KontraS Kritik Wacana Pemberlakuan Darurat Sipil di Papua
Berita Baru, Jakarta -Komisi untuk Orang Hilang dan Korban Tindak Kekerasan (KontraS) menilai pernyataan Wakil Ketua DPR Lodewijk Paulus tentang darurat sipil di Papua sangat berbahaya.
Koordinator KontraS Fatia Maulidiyanti, menilai bahwa hal tersebut dapat memperburuk situasi kemanusiaan di Papua.
Fatia mengatakan pernyataan tersebut bisa membuat kekerasan yang terjadi di Papua semakin menjadi-jadi. Musababnya adalah pernyataan itu bisa menjadi validasi bagi aparat keamanan atau kelompok bersenjata untuk semakin agresif lagi.

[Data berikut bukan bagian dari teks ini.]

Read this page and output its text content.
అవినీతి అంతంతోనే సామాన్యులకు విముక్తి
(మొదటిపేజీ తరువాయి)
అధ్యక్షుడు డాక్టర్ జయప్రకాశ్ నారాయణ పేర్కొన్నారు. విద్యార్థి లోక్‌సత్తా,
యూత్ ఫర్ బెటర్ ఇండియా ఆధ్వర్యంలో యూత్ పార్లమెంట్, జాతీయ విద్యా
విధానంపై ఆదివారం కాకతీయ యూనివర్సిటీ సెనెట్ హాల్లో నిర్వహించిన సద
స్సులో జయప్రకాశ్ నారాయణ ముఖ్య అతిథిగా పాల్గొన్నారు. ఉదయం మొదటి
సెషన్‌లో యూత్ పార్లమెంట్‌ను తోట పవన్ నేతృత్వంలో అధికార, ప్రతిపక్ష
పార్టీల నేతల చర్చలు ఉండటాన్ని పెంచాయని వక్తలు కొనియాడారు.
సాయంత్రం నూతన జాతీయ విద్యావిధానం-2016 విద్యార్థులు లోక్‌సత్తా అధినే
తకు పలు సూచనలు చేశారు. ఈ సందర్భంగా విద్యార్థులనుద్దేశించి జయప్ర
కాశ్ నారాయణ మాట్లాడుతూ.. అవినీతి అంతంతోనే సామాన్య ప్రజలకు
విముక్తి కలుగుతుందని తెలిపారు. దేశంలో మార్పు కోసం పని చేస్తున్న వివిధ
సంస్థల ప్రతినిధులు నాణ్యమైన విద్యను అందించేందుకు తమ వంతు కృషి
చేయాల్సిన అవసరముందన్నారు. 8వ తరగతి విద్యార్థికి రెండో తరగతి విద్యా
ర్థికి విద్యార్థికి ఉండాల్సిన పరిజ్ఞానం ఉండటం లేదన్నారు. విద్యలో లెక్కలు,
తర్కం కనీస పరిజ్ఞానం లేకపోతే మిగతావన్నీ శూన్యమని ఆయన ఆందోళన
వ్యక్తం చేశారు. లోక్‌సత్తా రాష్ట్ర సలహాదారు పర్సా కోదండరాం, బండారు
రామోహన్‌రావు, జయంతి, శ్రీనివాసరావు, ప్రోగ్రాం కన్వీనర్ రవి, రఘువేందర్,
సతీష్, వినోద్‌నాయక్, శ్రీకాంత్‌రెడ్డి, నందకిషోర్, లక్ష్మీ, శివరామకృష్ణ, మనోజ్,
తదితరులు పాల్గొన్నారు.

“Dikarenakan, melalui kebijakan darurat sipil negara memiliki wewenang yang begitu besar dan berpotensi terjadi adanya pelanggaran hak asasi manusia. Oleh sebab itu, sudah sepatutnya pejabat negara untuk tidak reaktif menyikapi situasi konflik yang sedang terjadi,” kata Fartia, Sabtu (11/2/2023).
Selain itu, Fatia berpendapat pemberlakuan wacana pemberlakuan darurat militer juga menimbulkan masalah lain. Salah satunya, menurut dia, adalah pembatasan terhadap akses informasi publik sehingga memungkinkan pelanggaran kemanusiaan tidak dapat diketahui masyarakat.
“Merujuk Peraturan Pemerintah Pengganti Undang-Undang Nomor 23 Tahun 1959 tentang Keadaan Bahaya, darurat sipil memungkinkan pemerintah dapat melarang atau membatasi pengiriman berita hingga dapat mengontrol semua akses informasi seperti penyebaran tulisan/gambar dan penerbitan,” ujar dia melalui keterangan tertulis.
Fatia berujar KontraS pernah bersurat kepada Kemenkopolhukam terkait dengan situasi kemanan di Papua setahun lalu. Namun, kata dia, Kemenkopolhukam tidak merespon surat dari KontraS tersebut.
“Dengan tidak diberikannya informasi tersebut, membuktikan bahwa pengerahan aparat keamanan secara masif ke Papua patut dipertanyakan sebab tidak ada transparansi dan akuntabilitas dari negara atas pengerahan pasukan keamanan yang selama ini dilakukan,” kata Fatia.
Berdasarkan catatan KontraS, sebanyak 8.264 personel gabungan TNI/Polri diterjunkan ke Papua. Dia mengatakan kedatangan pasukan dengan jumlah besar ini memicu terjadinya kontak senjata antara aparat dengan kelompok Tentara Pembebasan Nasional Papua Barat-Organisasi Papua Merdeka.
“Akibatnya sepanjang Desember 2021 – November 2022 diketahui terdapat sekitar 48 peristiwa kekerasan yang terjadi. Banyak korban yang jatuh justru didominasi warga sipil termasuk perempuan dan anak-anak,” ujar dia.
Berangkat dari hal itu, Fatia menilai pendekatan militerisme seperti darurat sipil tidak akan menyelesaikan pokok persoalan yang terjadi. Malahan, kata dia, situasi kemanusiaan justru akan semaki memburuk.
Sebelumnya Wakil Ketua DPR bidang Politik dan Keamanan Lodewijk Paulus mengatakan perlu ada darurat sipil di Papua. Hal itu dia sampaikan menanggapi pembajakan pesawat Susi Air oleh gerakan separatis terotis.
“Kita harapkan gini ya, harus dipahami bahwa Papua ini sekarang status darurat sipil. Maka yang di depan adalah penguasa darurat sipil, Gubernur, yang di depannya otomatis penegak hukum,” kata Lodewijk di Istora Senayan, Jakarta, Jumat, 10 Februari 2023.
Sebelumnya, Pesawat Susi Air PK-BVY milik Susi Pudjiastuti dengan rute penerbangan perintis Timika – Paro yang mereka tumpangi dirusak oleh kelompok separatis TPNPB-OPM pimpinan Egianus Kogoya setelah landing di Lapangan Terbang Apro, Selasa, 7 Februari 2023 pukul 06.17 WIT.